Social sequence analysts are interested in a number of quantifiable properties of ordered social processes, and measured have been developed to reflect these. They include measures of stochasticity or sequential connection, the extent to which states are logically prerequisites of each other, stationarity, the presence of spells, and homogeneity.

''Visualization''

An empirical strength of sequence analysis is its emphasis on methods for visualizing otherwise seemingly overly complex social phenomena. A variety of visual aids – especially graphs and network diagrams – make it easier to detect sequence patterns. One visual aid, known as a transition plot, replace the numbers in the cells of a transition matrix with a visual symbol that reflects the magnitude of the relationship between two given states or phenomena. In this kind of graph, the symbols size or shape varies with the corresponding transition probabilities. Transitions that occur within a set of sequences can also be depicted using a network-like diagram called a state transition diagram, which displays elements as nodes in a network. This way, relationships between elements can be emphasized using graphical aids, such as by adjusting the thickness of lines between states. Transition plots and state transition diagrams are useful for depicting patterns of first-order transitions. They do not provide information about when transitions occur or overall sequence patterns. One visual aid that is useful in both of these respects is the sequence index plot, an example of which is provided on the right side of this page.
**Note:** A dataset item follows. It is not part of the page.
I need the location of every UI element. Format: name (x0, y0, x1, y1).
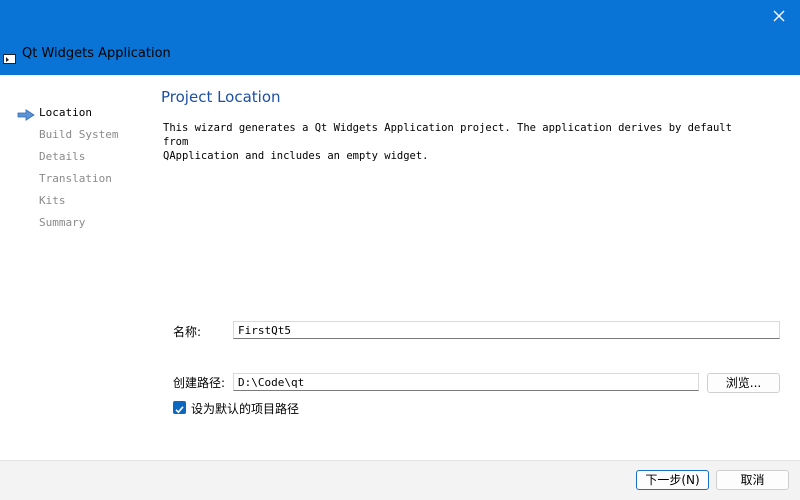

This kind of graph displays every sequence in the sample. The y-axis includes all of the observations, stacked on top of each other. The x-axis depicts the sequence positions in order. The observations in the sequence index plot are arranged such that cases with the same sequence order are grouped adjacent to each other on the y-axis. A similar graph, called the state distribution graph, can be used to simplify the patterns that are latent in sequence index plots. Like sequence index plots, state distribution graphs array sequence positions in order along the x-axis. The main difference is that the y-axis contains not individual cases, but the prevalence of each element at each position on the x-axis. A special type of state distribution graph is the tempogram, which is designed specifically for temporally ordered sequence data. Finally, sequences are often depicted as networks, in which multiple subjects’ sequences are shown to intersect with each other art specific events or instances. This approach is most common in analyses of sequence networks, especially narrative networks.

Institutional Development

The first international conference dedicated to social-scientific research that uses sequence analysis methods – the Lausanne Conference on Sequence Analysis, or LaCOSA – was held in Lausanne, Switzerland in June 2012. A second conference was held in Lausanne in June 2016. The Sequence Analysis Association was founded at the International Symposium on Sequence Analysis and Related Methods, in October 2018 at Monte Verità, TI, Switzerland. The SAA is an international organization whose goal is to organize events such as symposia and training courses and related events, and to facilitate scholars' access to sequence analysis resources.